CCS is inherited as an autosomal dominant trait with high penetrance and variable expressivity. Prognostication regarding severity, tumour type, or clinical presentation is currently not possible in confirmed CYLD mutation carriers.

Management and treatment

Removal of cylindroma, spiradenoma, and trichoepithelioma is by conventional surgery. For an optimal outcome, as much normal scalp and skin as possible must remain in place. '' Scalp-sparing'' strategies include early primary excision with direct skin closure, tumour enucleation followed by direct skin closure, and excision followed by secondary intention healing techniques. Hyfrecation for selected small tumours and laser ablation of smaller lesions may be considered. Mohs micrographic surgery for recurrent benign tumours after primary surgical excision may have limited benefit, and lead to unnecessarily large surgical defects.
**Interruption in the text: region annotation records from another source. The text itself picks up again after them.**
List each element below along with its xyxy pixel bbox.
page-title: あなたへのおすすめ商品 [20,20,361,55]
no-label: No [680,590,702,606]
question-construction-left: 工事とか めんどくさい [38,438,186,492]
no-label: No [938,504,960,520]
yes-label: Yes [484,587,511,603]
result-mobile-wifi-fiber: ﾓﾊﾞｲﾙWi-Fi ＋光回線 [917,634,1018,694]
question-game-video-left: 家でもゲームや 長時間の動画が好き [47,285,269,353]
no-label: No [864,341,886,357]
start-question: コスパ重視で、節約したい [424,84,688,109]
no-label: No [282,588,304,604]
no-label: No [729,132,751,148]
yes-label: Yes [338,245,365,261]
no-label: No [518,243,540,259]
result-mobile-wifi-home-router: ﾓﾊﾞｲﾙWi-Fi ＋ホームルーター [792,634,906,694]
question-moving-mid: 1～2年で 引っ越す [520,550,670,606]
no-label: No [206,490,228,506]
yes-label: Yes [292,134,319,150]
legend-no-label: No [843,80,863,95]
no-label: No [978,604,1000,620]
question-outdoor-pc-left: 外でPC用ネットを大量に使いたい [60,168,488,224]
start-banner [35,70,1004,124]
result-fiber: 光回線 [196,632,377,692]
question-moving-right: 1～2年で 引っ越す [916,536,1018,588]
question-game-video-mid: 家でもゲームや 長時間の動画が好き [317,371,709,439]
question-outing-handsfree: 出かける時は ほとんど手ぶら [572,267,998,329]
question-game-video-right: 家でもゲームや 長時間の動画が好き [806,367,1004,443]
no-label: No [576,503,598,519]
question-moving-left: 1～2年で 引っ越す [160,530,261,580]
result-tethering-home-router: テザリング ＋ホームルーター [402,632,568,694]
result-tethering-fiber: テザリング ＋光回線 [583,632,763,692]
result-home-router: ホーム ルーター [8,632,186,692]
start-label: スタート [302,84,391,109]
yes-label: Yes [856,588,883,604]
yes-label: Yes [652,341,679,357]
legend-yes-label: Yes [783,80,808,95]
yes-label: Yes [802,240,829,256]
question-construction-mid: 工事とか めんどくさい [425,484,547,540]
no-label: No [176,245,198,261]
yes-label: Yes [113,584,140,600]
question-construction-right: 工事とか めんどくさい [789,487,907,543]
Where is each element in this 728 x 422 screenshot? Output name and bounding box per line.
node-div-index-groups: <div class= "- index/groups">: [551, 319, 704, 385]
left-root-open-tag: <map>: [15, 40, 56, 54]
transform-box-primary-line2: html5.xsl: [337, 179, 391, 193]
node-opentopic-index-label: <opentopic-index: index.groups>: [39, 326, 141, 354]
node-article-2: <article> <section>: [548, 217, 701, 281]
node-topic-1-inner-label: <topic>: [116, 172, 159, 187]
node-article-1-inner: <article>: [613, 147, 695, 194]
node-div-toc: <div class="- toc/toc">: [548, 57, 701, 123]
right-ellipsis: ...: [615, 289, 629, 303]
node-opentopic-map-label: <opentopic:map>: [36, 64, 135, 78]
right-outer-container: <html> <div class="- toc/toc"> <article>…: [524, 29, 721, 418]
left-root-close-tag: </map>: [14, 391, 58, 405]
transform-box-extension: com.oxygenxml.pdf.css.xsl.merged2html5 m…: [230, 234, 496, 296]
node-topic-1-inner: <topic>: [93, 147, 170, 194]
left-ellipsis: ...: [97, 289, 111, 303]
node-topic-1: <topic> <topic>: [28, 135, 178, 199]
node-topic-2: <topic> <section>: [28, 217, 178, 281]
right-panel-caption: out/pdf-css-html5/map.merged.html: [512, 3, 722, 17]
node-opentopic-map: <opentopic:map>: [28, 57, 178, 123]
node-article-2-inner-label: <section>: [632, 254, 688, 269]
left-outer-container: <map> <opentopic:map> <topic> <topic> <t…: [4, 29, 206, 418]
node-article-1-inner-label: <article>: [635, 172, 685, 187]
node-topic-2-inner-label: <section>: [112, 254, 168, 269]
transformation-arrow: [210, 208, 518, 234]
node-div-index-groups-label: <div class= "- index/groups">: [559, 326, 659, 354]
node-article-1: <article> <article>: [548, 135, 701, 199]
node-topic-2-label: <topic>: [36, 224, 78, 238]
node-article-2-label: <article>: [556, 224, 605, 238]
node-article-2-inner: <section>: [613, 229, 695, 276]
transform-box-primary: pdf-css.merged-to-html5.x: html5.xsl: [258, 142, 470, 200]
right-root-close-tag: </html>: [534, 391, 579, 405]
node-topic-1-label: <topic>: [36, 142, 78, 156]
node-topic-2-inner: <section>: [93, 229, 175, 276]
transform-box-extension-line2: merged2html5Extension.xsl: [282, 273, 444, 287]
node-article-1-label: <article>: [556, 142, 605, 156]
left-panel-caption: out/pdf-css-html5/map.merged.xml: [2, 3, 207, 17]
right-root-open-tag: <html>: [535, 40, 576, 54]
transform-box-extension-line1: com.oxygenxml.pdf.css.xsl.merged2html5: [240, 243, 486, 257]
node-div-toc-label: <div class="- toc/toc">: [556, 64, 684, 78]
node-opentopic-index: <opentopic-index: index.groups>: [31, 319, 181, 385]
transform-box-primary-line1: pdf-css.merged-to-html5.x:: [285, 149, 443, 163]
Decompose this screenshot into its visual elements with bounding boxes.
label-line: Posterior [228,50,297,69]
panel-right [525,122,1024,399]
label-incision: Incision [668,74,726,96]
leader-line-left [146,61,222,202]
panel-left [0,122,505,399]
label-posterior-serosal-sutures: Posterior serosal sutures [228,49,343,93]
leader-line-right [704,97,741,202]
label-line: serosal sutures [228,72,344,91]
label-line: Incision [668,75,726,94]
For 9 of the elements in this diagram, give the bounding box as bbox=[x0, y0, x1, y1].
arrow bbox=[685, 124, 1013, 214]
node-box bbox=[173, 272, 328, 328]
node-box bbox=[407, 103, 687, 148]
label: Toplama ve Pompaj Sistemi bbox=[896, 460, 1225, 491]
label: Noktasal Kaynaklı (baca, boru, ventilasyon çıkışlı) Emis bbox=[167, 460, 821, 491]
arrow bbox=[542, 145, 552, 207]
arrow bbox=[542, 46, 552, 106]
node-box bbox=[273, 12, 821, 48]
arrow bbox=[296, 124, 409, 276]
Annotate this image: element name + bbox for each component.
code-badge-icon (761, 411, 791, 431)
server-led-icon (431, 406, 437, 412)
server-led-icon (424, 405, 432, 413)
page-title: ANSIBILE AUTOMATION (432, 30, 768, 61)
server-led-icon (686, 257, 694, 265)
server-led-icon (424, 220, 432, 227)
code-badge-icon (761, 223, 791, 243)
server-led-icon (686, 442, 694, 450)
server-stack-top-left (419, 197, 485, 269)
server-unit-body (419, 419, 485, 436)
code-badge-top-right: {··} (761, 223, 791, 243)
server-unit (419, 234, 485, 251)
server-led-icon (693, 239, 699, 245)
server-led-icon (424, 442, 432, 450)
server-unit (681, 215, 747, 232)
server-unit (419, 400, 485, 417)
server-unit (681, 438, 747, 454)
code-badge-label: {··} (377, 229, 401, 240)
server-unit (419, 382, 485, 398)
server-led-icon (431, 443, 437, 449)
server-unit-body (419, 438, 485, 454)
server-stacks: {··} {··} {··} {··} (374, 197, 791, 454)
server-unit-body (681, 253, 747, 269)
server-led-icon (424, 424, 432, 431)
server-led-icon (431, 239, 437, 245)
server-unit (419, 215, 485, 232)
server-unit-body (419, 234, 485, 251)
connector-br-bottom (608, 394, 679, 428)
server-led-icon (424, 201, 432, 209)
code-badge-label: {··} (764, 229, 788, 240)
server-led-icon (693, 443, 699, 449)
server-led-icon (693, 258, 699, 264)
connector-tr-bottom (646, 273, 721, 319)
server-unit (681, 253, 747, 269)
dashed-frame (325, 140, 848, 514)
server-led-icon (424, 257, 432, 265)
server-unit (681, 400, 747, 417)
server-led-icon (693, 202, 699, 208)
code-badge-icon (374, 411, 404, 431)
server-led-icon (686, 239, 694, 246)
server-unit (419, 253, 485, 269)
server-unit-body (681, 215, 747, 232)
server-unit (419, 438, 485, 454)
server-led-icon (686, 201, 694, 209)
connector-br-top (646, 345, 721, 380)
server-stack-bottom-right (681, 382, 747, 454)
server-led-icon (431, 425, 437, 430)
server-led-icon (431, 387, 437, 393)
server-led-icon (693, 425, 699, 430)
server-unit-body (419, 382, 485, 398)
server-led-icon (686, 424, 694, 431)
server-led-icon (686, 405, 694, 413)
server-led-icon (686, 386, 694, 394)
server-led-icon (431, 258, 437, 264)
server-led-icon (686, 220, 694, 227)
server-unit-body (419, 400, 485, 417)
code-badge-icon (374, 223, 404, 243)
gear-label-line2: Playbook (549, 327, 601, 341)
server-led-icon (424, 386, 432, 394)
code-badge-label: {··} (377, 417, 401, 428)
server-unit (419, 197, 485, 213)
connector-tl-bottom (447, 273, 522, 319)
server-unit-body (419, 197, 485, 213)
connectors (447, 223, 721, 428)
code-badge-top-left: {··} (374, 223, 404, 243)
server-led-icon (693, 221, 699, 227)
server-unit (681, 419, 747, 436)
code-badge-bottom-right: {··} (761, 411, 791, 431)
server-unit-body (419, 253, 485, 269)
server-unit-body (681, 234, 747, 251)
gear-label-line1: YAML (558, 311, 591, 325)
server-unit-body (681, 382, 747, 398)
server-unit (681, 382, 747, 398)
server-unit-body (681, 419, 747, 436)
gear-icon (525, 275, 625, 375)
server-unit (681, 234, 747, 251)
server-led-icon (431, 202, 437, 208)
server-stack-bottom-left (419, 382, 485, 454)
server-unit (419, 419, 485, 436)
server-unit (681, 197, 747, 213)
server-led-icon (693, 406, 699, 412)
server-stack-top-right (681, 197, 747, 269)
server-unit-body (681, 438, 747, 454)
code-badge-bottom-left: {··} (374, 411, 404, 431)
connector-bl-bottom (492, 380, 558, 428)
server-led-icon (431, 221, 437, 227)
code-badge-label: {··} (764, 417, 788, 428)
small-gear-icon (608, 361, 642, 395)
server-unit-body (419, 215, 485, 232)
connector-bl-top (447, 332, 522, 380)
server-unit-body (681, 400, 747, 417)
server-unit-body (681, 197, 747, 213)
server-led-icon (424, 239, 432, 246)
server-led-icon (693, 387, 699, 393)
Multidisciplinary skin cancer team management of tumours that have undergone malignant transformation is advised, and such a team may include a dermatologist, plastic surgeon, oncologist, radiologist and pathologist. Radiotherapy should be avoided as this may cause additional new tumours, and may increase risk of maligant transformation. Although malignant transformation is uncommon, patients are advised to report tumours that grow rapidly, or ulcerate and bleed. These features should prompt excision and histological assessment.

Prognosis

Tumours observed in CCS are usually benign and most patients have a normal life span. The development of malignant tumours may shorten lifespan.